Anita diam,dia bingung harus jawab apa. Dia sejujurnya lelah harus bekerja sendiri,mengurus anak dan rumah. Tapi dia tidak mau sepeti dulu dengan Rendi. Rendi menceraikannya karena Anita tidak bisa mengurus diri sendiri. Sekarang pun Anita tidak menurus wajahnya dengan baik,hanya saja dia lebih kurus dari setelah melahirkan Chila dan Chiko.
Wajah Anita memang tidak terlalu cantik,tapi lebih manis jika di pandang.
"Anita,sebaiknya kamu pikirkan diri sendiri."
"Iya bu,aku akan memikirkan diriku sendiri. Aku bahagia melihat anak-anak senang dan tumbuh dengan sehat,itu sudah cukup bagiku bu."
"Ibu tahu,tapi ibu ingin kamu menikah lagi. Carilah laki-laki yang dekat denganmu."
"Aku tidak punya teman laki-laki yang dekat bu."
"Apa nak Arga bukan teman dekat kamu?"
"Ya,dia sibuk. Mana bisa dia terus dekat denganku."
"Nak Arga dulu kan sahabat kamu. Tapi kenapa sekarang jadi jarang bertemu."

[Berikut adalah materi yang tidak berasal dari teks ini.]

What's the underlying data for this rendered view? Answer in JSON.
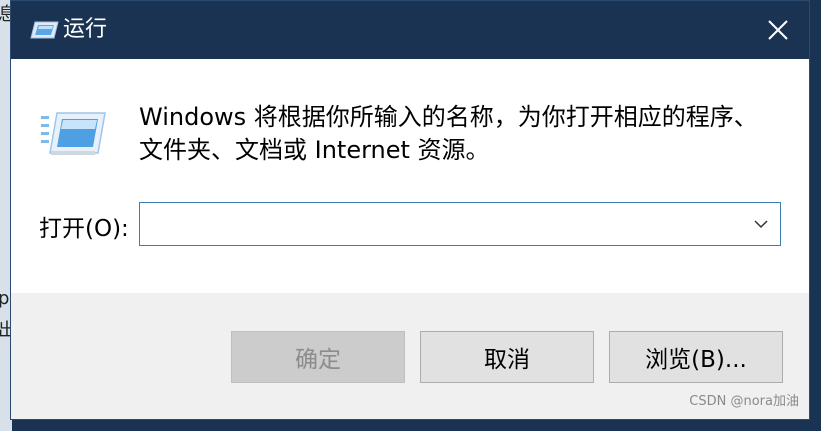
{
  "window": {
    "title": "运行",
    "close_icon": "close-icon"
  },
  "desktop": {
    "edge_chars": [
      "息",
      "p",
      "出"
    ]
  },
  "content": {
    "app_icon": "run-icon",
    "description": "Windows 将根据你所输入的名称，为你打开相应的程序、文件夹、文档或 Internet 资源。"
  },
  "open_field": {
    "label": "打开(O):",
    "value": "",
    "dropdown_icon": "chevron-down-icon"
  },
  "buttons": {
    "ok": "确定",
    "cancel": "取消",
    "browse": "浏览(B)..."
  },
  "watermark": "CSDN @nora加油"
}
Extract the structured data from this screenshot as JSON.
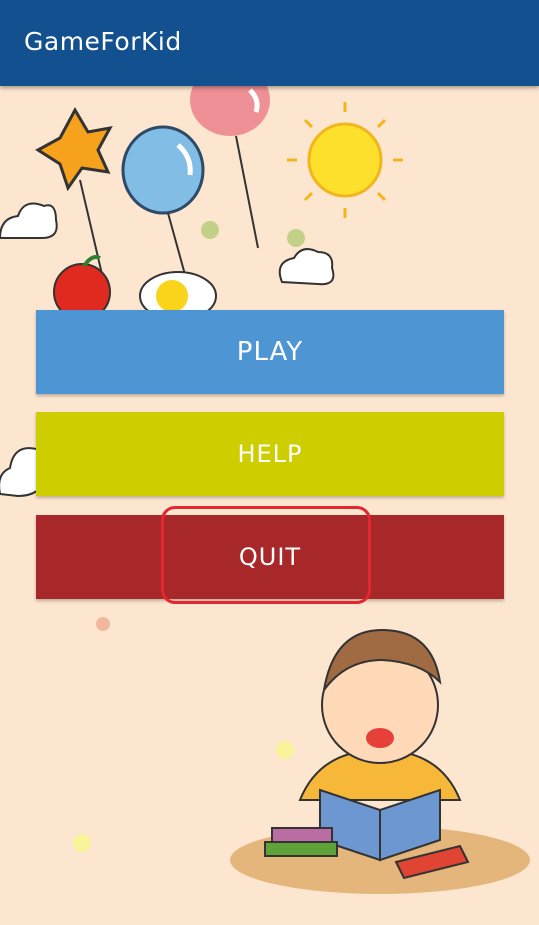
{
  "appbar": {
    "title": "GameForKid"
  },
  "menu": {
    "play_label": "PLAY",
    "help_label": "HELP",
    "quit_label": "QUIT"
  },
  "colors": {
    "appbar": "#12508f",
    "background": "#fde6cf",
    "play": "#4d95d3",
    "help": "#cdcd00",
    "quit": "#a8282a",
    "highlight": "#e5252f"
  }
}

"Dia punya pekerjaan bu,dulu itu kan sekolah. Beda sekarang dan dulu bu."
"Ya baiklah terserah kamu saja. Tapi ibu minta jika ada yang mendekatimu jangan di tolak. Mungkin Rendi tidak bisa jadi papanya anak kamu tapi bukan berarti laki-laki lain tidak bisa jadi papanya anak kamu. Mereka juga butuh figur ayah,Anita. Tolong pikirkan anak-anak juga."kata ibu Yuni.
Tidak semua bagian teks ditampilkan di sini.